Cultural stereotyping in the West is dangerous for the career prospects of Indians. It blocks opportunity for them and makes for a lose-lose situation for all (but of course, there are no penalties for public sector managers who give full play to their prejudices).
3) Foreign aid:
Underlying real causes of soft racism
Of course, there do exist some genuine reasons for the common Western stereotypes about Indians (or Muslims, or whatever). Everyone in the world (including me) uses stereotypes as convenient shortcuts.We can't possibly live without stereotypes.
- The status of all Muslims declines all over the world each time Muslim terrorists engage in violence. Muslims then lose out on jobs, they lose out on promotions, they are no longer welcomed as migrants.

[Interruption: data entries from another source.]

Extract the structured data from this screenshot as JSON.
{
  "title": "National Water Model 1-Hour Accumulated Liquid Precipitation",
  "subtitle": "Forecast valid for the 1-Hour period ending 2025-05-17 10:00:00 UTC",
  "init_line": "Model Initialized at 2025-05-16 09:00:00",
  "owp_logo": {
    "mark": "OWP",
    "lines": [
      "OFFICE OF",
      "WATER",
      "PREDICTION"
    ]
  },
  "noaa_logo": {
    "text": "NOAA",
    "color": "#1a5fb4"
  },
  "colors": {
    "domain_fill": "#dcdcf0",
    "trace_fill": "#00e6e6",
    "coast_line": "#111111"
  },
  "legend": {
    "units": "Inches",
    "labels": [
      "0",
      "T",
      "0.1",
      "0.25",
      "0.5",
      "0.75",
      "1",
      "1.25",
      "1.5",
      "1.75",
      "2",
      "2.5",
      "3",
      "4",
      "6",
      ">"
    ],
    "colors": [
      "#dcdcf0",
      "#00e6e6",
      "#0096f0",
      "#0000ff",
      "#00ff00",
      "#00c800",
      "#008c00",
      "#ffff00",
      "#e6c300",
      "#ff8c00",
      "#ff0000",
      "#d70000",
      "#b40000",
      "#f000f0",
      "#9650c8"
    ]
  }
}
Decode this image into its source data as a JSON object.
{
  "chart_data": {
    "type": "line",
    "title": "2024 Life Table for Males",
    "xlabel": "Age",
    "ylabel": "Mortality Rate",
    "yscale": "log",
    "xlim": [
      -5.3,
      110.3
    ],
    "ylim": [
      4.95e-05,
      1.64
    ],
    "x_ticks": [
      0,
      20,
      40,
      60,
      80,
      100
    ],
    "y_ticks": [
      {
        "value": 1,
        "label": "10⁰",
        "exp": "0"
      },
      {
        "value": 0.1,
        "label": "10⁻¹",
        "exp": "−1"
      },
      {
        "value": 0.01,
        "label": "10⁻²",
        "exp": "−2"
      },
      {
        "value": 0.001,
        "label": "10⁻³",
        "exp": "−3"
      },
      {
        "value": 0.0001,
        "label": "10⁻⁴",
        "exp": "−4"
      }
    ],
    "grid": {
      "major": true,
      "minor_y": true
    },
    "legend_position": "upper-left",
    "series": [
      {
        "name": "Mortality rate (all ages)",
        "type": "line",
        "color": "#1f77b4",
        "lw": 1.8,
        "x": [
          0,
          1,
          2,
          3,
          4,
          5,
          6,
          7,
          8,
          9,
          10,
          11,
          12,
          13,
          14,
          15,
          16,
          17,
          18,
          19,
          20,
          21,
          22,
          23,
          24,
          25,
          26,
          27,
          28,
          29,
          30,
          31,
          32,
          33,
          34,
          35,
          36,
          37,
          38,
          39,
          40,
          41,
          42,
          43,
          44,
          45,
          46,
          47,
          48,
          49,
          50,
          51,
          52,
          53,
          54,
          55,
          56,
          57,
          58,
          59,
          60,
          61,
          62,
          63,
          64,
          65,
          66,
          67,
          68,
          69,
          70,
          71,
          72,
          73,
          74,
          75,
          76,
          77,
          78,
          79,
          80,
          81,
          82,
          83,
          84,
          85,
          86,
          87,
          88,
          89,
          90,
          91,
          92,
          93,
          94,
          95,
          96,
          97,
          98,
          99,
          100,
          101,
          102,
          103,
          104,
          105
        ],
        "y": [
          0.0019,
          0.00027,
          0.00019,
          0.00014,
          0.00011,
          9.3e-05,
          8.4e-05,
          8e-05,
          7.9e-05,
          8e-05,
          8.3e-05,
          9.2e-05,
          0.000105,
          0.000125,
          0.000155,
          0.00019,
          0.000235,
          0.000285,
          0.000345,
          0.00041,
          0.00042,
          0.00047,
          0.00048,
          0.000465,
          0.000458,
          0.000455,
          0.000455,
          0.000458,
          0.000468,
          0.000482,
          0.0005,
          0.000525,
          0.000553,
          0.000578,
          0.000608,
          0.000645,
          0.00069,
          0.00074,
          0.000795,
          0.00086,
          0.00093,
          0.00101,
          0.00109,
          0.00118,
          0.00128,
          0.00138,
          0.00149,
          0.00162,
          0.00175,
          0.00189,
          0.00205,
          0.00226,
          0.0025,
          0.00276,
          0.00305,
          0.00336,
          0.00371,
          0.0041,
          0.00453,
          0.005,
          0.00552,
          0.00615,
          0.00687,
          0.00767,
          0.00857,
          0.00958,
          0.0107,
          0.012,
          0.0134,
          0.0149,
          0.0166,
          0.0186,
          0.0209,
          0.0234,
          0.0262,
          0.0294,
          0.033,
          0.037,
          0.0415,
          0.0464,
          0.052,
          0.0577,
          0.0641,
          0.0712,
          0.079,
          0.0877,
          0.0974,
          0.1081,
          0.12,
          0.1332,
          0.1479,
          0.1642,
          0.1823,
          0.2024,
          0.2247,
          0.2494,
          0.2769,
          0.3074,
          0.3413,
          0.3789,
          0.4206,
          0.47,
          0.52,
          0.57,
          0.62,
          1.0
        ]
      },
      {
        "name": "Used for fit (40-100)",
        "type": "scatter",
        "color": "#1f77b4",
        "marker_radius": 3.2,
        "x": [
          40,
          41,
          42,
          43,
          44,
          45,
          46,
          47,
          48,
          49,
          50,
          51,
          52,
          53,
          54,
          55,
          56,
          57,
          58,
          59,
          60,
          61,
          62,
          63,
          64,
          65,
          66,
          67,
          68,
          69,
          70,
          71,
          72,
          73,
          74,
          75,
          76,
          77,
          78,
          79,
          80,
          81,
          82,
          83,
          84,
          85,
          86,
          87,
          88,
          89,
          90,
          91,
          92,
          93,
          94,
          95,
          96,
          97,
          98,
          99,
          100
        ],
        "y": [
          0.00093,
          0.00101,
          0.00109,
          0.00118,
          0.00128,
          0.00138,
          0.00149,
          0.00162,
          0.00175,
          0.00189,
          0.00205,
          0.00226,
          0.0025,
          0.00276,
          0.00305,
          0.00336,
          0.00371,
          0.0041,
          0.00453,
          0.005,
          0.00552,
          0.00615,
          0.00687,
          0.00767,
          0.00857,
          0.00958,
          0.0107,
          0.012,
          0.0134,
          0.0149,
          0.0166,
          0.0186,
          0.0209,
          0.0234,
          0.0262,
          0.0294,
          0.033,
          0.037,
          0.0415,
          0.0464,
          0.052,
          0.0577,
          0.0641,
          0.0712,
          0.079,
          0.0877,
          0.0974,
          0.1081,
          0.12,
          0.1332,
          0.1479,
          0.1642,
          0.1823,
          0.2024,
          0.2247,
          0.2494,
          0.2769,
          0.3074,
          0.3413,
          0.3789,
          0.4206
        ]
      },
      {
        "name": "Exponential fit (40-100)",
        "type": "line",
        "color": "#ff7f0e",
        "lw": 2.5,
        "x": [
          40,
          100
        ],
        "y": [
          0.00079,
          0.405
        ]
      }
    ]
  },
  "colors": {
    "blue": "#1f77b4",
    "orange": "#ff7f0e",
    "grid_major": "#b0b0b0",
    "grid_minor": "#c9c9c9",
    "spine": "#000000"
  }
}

- The status of all Indians worldwide declines each time any any Indian indulges in corruption. If the Commonwealth Games in Delhi are mismanaged (as all signs seem to be showing they will be) expect soft racism against Indians to increase sharply.
- And it is true, for instance, that given the cultural differences between Indians and Westerners (such as the level of informality prevalent in the West), it may take time for Indians from India to acclimatise to working in the West.
Thus, by no means am I claiming that all Indians will perform outstandingly well in all roles. That is not my point. The point is that individual assessment is needed on certain key matters, but stereotypes are more readily used. Soft racism become a real problem when people with doctorates from some of the world's best universities are treated on par with high school students (or less) and not given even the basic opportunity to perform in trivial jobs. None of the reasons for stereotypes explain the lack of individual-specific assessment that is crucial for a merit-based non-discriminatory society.
I know of a person with some of the best qualifications from India, some of the best senior executive experience in India, and a Masters in public administration from one of the best universities in the world (in the USA). She also holds a doctorate from Melbourne university. BUT she was not, and has not been given even a toehold in any policy-related job, an area in which she excels. She has stopped applying, so rampant is soft racism in Australia. She now works for disabled Australians, a menial job that places her LOWER than a third rate high school student from Australia. Shame on soft racism in Australia that treats some of its high quality immigrants like dirt. Equal freedom DOES NOT EXIST IN THE WEST.